Emma has always been the dutiful daughter, tagging along with her academic father as he moves from college to college.  For her, getting to stay in glamorous Los Angeles is almost too good to be true.  When she meets the worldly, glamorous Siobhan, she’s completely taken in by the world in which Siobhan inhabits.  She’s fun and alluring and maybe a little dangerous.  Despite her father’s attempts to derail her social life, Emma gets in deeper and deeper with Siobhan.  As long as Siobhan’s in control, things are fine.  But when Emma starts making her own choices, Siobhan doesn’t seem so secure.  All of it might just explode at Afterparty, the biggest event of the year.

Ann Redisch Stampler’s novel has the glimmery cover telling readers to expect a twisty mystery, but what’s inside its pages is actually much more character-driven than first meets the eye.  There’s a lot here about female friendships and family loyalties and growing up, and readers expecting a fast-paced, dark story about a possible murder might look elsewhere.  But for readers who want to sink their teeth into some characters, this is an excellent choice.

Siobhan is a master manipulator, and it’s easy to see why the sheltered Emma would fall so hard for her friendship.  What Stampler does so well is create a believable, compelling friendship between the two girls.  She manages to illustrate how quickly these bonds can form and how harrowing a relationship like this can be for two young teens.  It’s well done, and it’s done with a lot of care.
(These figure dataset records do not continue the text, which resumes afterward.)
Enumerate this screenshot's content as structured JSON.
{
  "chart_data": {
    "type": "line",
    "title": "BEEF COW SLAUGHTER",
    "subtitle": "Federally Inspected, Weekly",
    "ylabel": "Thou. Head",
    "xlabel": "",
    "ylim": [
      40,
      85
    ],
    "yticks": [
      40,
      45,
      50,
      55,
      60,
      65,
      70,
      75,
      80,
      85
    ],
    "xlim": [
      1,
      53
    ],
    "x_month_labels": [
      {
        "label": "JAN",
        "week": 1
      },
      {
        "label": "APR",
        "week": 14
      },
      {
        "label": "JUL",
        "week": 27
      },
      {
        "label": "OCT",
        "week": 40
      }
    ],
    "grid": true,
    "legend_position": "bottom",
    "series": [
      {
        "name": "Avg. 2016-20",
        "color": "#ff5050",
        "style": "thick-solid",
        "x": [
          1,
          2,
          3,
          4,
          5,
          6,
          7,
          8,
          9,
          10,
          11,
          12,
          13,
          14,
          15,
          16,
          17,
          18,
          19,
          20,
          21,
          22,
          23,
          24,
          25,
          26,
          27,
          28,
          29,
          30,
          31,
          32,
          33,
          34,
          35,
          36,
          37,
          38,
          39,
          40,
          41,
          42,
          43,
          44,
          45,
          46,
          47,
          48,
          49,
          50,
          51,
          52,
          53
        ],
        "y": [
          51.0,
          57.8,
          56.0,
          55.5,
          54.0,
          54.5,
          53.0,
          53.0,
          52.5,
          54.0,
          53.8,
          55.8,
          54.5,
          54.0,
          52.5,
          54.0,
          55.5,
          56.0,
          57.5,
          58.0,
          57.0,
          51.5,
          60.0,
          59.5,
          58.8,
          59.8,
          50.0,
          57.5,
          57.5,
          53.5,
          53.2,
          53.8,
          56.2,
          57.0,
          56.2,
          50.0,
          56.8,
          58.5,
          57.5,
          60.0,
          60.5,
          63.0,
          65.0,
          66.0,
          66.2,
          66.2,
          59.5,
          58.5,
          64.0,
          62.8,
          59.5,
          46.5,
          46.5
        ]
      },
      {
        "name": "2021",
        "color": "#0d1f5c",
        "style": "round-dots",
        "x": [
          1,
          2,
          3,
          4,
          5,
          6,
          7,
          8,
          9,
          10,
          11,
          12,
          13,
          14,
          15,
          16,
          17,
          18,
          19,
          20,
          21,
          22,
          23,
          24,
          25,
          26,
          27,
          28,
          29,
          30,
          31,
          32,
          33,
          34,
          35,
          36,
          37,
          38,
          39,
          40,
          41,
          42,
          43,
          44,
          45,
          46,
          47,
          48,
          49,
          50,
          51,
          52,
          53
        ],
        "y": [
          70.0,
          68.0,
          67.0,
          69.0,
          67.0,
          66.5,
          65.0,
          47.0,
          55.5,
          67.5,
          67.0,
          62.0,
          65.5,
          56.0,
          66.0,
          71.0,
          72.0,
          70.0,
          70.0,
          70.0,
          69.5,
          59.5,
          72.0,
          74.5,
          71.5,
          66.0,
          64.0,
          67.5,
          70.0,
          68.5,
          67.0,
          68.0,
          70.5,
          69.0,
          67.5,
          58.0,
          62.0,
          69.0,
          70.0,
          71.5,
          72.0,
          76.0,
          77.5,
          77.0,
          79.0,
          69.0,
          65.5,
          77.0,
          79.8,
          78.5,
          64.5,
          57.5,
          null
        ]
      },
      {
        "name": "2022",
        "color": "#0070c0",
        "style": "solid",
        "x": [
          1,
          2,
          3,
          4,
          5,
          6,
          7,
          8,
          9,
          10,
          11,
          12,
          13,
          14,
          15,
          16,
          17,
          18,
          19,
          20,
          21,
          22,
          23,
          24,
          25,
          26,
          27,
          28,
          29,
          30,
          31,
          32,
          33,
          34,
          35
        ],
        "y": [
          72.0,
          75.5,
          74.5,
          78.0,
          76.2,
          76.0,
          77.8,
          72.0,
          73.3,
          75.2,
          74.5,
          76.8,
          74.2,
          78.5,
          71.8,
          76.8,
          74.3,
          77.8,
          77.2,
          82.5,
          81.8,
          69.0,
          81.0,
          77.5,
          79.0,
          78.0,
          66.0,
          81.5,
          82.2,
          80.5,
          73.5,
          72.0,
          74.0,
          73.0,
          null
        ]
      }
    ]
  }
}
The exploration of relationships doesn’t stop there, though: much time and space is given to Emma’s relationship with her controlling father.  His rules about how she will conduct herself only become more strict as she becomes embroiled in Siobhan’s life.  There are other relationships at play here, too: Emma’s romantic relationship with Dylan and her tales of her exploits to her very sheltered friend Megan round out the characters in this cast.

Realistic characters and good dialogue help make this book as compelling as it is–but it felt overly long at times, and is definitely meant for readers who like a good character study over fast-paced action.

Afterparty by Ann Redisch Stampler. Simon Pulse: 2014. ARC provided by publisher for review.